The same old France? Emmanuel Macron was swept to power last month on promises of new, business-friendly politics. But to Italians, his concerns about the sale of a “strategic” French shipyard to an Italian company indicate Macron may still harbor traditional French dirigiste tendencies.
Renewables are happening. A forecast from Bloomberg New Energy Finance says solar power is becoming cheap enough that it will push coal and even natural-gas plants out of business faster than previously forecast. Solar and wind power already cost less than coal in the U.S.
Taking on the big guys. Boris Nuraliyev was a Soviet statistician when he started 1C, a company that sold business software. Today Nuraliev is a billionaire, and 1C, valued at $2.3 billion, is catching up to SAP and Oracle in the Russian market for enterprise applications.

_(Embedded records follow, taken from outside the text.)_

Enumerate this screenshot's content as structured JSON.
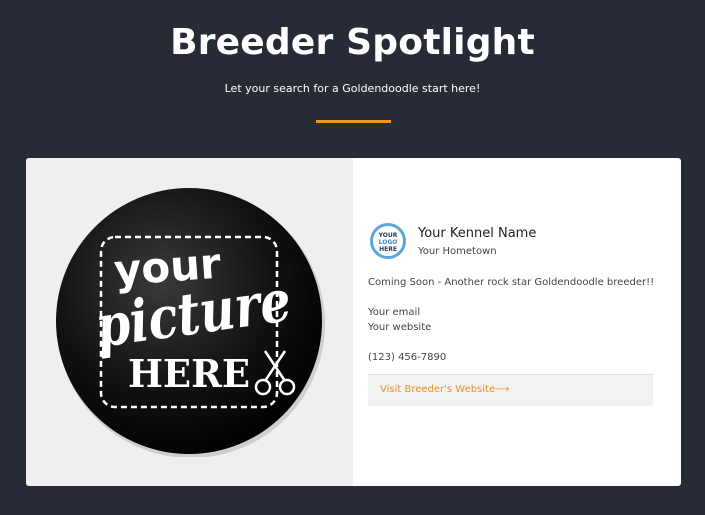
{
  "header": {
    "title": "Breeder Spotlight",
    "subtitle": "Let your search for a Goldendoodle start here!"
  },
  "colors": {
    "background": "#272b35",
    "accent": "#f7931e",
    "link": "#e8912b",
    "logo_ring": "#5aa8d8"
  },
  "card": {
    "image": {
      "line1": "your",
      "line2": "picture",
      "line3": "HERE",
      "icon": "scissors-icon"
    },
    "logo": {
      "line1": "YOUR",
      "line2": "LOGO",
      "line3": "HERE"
    },
    "kennel_name": "Your Kennel Name",
    "hometown": "Your Hometown",
    "description": "Coming Soon - Another rock star Goldendoodle breeder!!",
    "email": "Your email",
    "website": "Your website",
    "phone": "(123) 456-7890",
    "visit_link": "Visit Breeder's Website⟶"
  }
}
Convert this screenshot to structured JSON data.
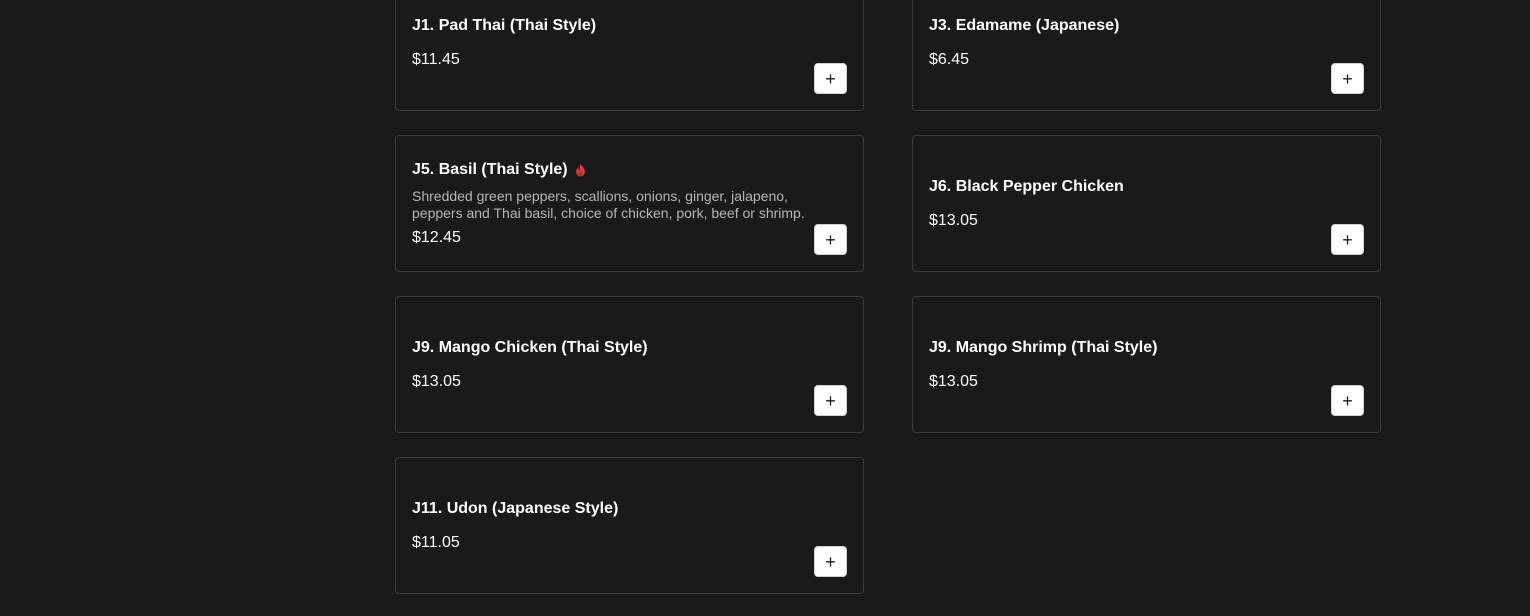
{
  "menu": {
    "items": [
      {
        "name": "J1. Pad Thai (Thai Style)",
        "price": "$11.45",
        "add_label": "+"
      },
      {
        "name": "J3. Edamame (Japanese)",
        "price": "$6.45",
        "add_label": "+"
      },
      {
        "name": "J5. Basil (Thai Style)",
        "spicy_icon": "flame-icon",
        "description": "Shredded green peppers, scallions, onions, ginger, jalapeno, peppers and Thai basil, choice of chicken, pork, beef or shrimp.",
        "price": "$12.45",
        "add_label": "+"
      },
      {
        "name": "J6. Black Pepper Chicken",
        "price": "$13.05",
        "add_label": "+"
      },
      {
        "name": "J9. Mango Chicken (Thai Style)",
        "price": "$13.05",
        "add_label": "+"
      },
      {
        "name": "J9. Mango Shrimp (Thai Style)",
        "price": "$13.05",
        "add_label": "+"
      },
      {
        "name": "J11. Udon (Japanese Style)",
        "price": "$11.05",
        "add_label": "+"
      }
    ]
  },
  "colors": {
    "background": "#1a1a1a",
    "card_border": "#3c3c3c",
    "spicy": "#e03a3a"
  }
}
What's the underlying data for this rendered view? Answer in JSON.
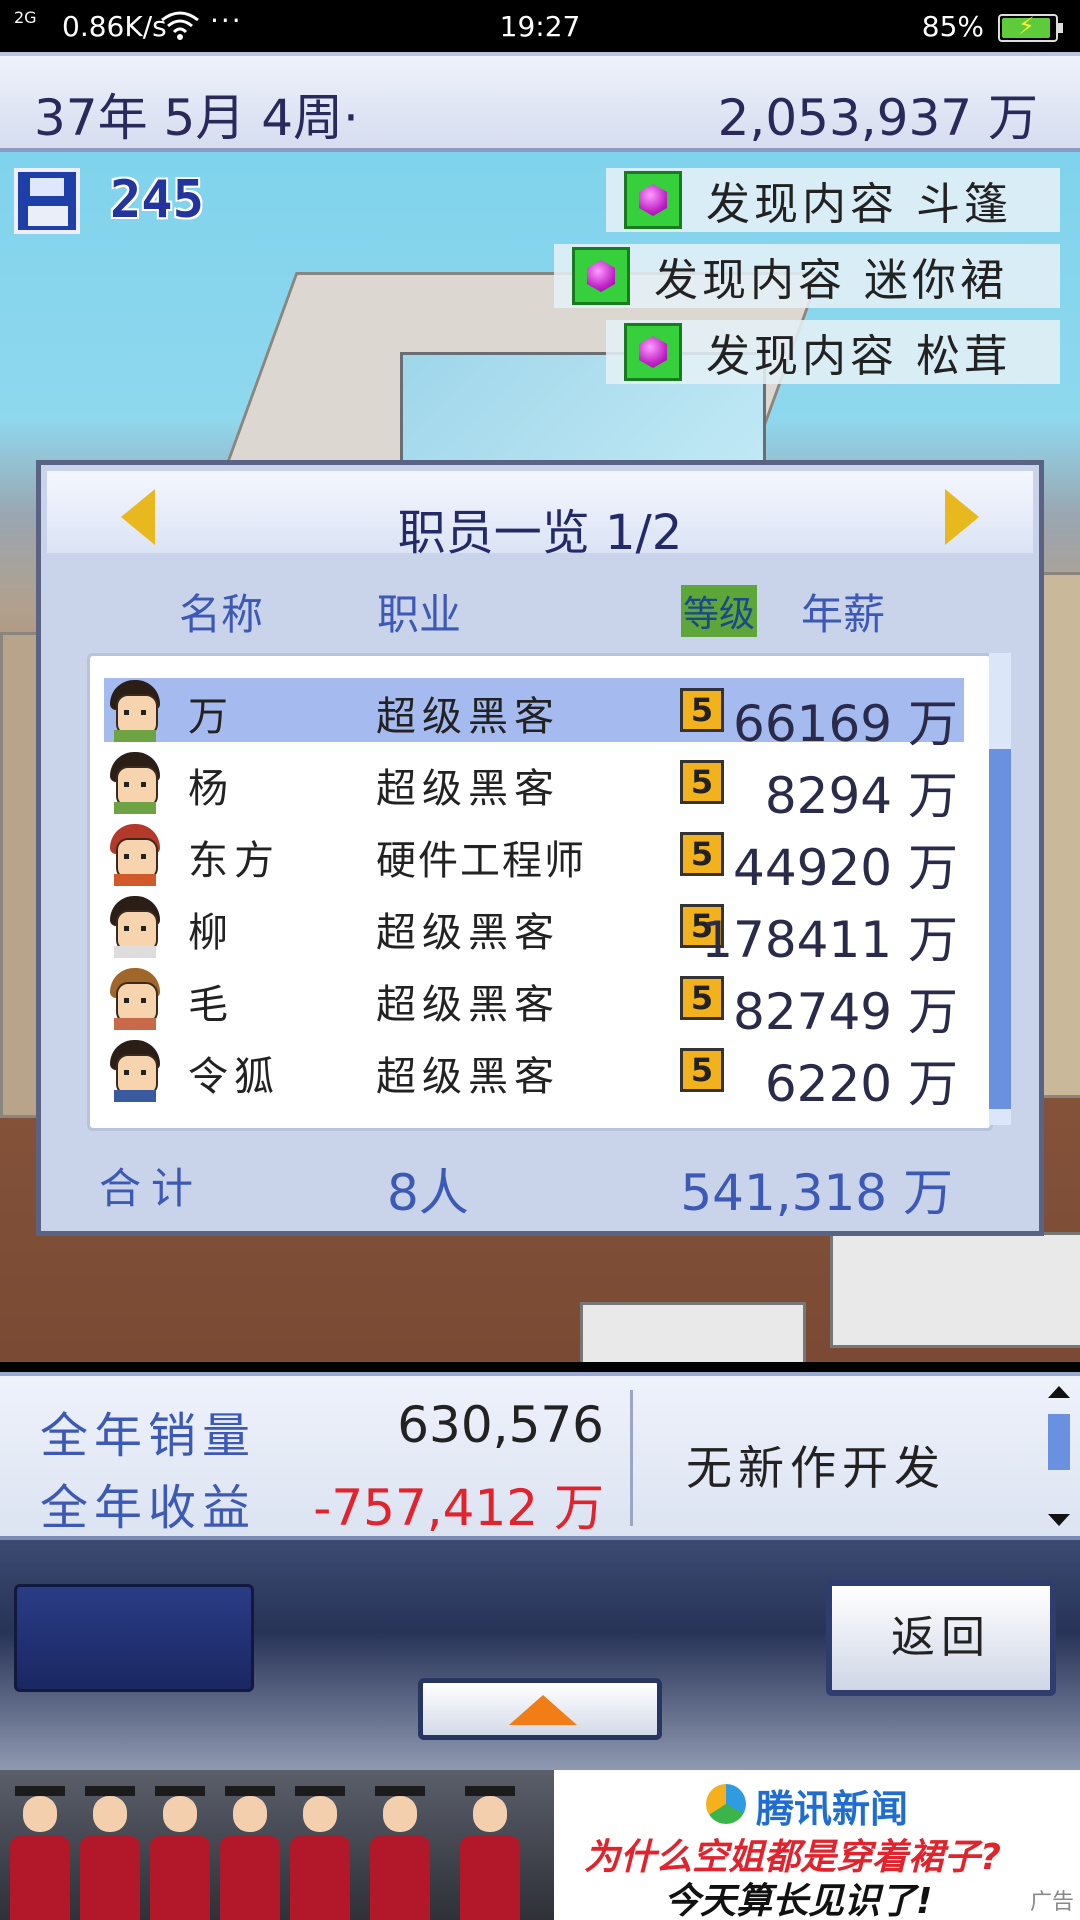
{
  "status_bar": {
    "signal": "2G",
    "net_speed": "0.86K/s",
    "more": "···",
    "time": "19:27",
    "battery": "85%",
    "battery_level": 0.85
  },
  "top_bar": {
    "date": "37年 5月 4周·",
    "funds": "2,053,937 万"
  },
  "hud": {
    "save_count": "245",
    "notifications": [
      {
        "text": "发现内容 斗篷"
      },
      {
        "text": "发现内容 迷你裙"
      },
      {
        "text": "发现内容 松茸"
      }
    ]
  },
  "staff_panel": {
    "title": "职员一览 1/2",
    "headers": {
      "name": "名称",
      "job": "职业",
      "level": "等级",
      "salary": "年薪"
    },
    "rows": [
      {
        "name": "万",
        "job": "超级黑客",
        "level": "5",
        "salary": "66169 万",
        "selected": true
      },
      {
        "name": "杨",
        "job": "超级黑客",
        "level": "5",
        "salary": "8294 万"
      },
      {
        "name": "东方",
        "job": "硬件工程师",
        "level": "5",
        "salary": "44920 万"
      },
      {
        "name": "柳",
        "job": "超级黑客",
        "level": "5",
        "salary": "178411 万"
      },
      {
        "name": "毛",
        "job": "超级黑客",
        "level": "5",
        "salary": "82749 万"
      },
      {
        "name": "令狐",
        "job": "超级黑客",
        "level": "5",
        "salary": "6220 万"
      }
    ],
    "total_label": "合计",
    "total_count": "8人",
    "total_salary": "541,318 万"
  },
  "year_info": {
    "sales_label": "全年销量",
    "sales_value": "630,576",
    "profit_label": "全年收益",
    "profit_value": "-757,412 万",
    "dev_status": "无新作开发",
    "colors": {
      "label": "#3d59b6",
      "negative": "#e0232c"
    }
  },
  "controls": {
    "back_label": "返回",
    "up_icon": "up-arrow-icon"
  },
  "ad": {
    "brand": "腾讯新闻",
    "headline1": "为什么空姐都是穿着裙子?",
    "headline2": "今天算长见识了!",
    "tag": "广告"
  }
}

Green energy from below. Built in the Victorian era, Britain’s sewers are warmed by water flowing into them from homes, with temperatures reaching as high as 21 degrees Celsius. If that warmth can be recaptured, it could supply more than a third of London’s heating needs, a new study reveals.
For “lady drivers.” Renault has a novel way of pitching its Twingo city car to women: with a nail polish that can also be used for covering car scratches. Women’s rights activists say it’s sexist and makes assumptions about “women’s beauty concerns and inability to drive.” The French auto giant is enjoying the buzz.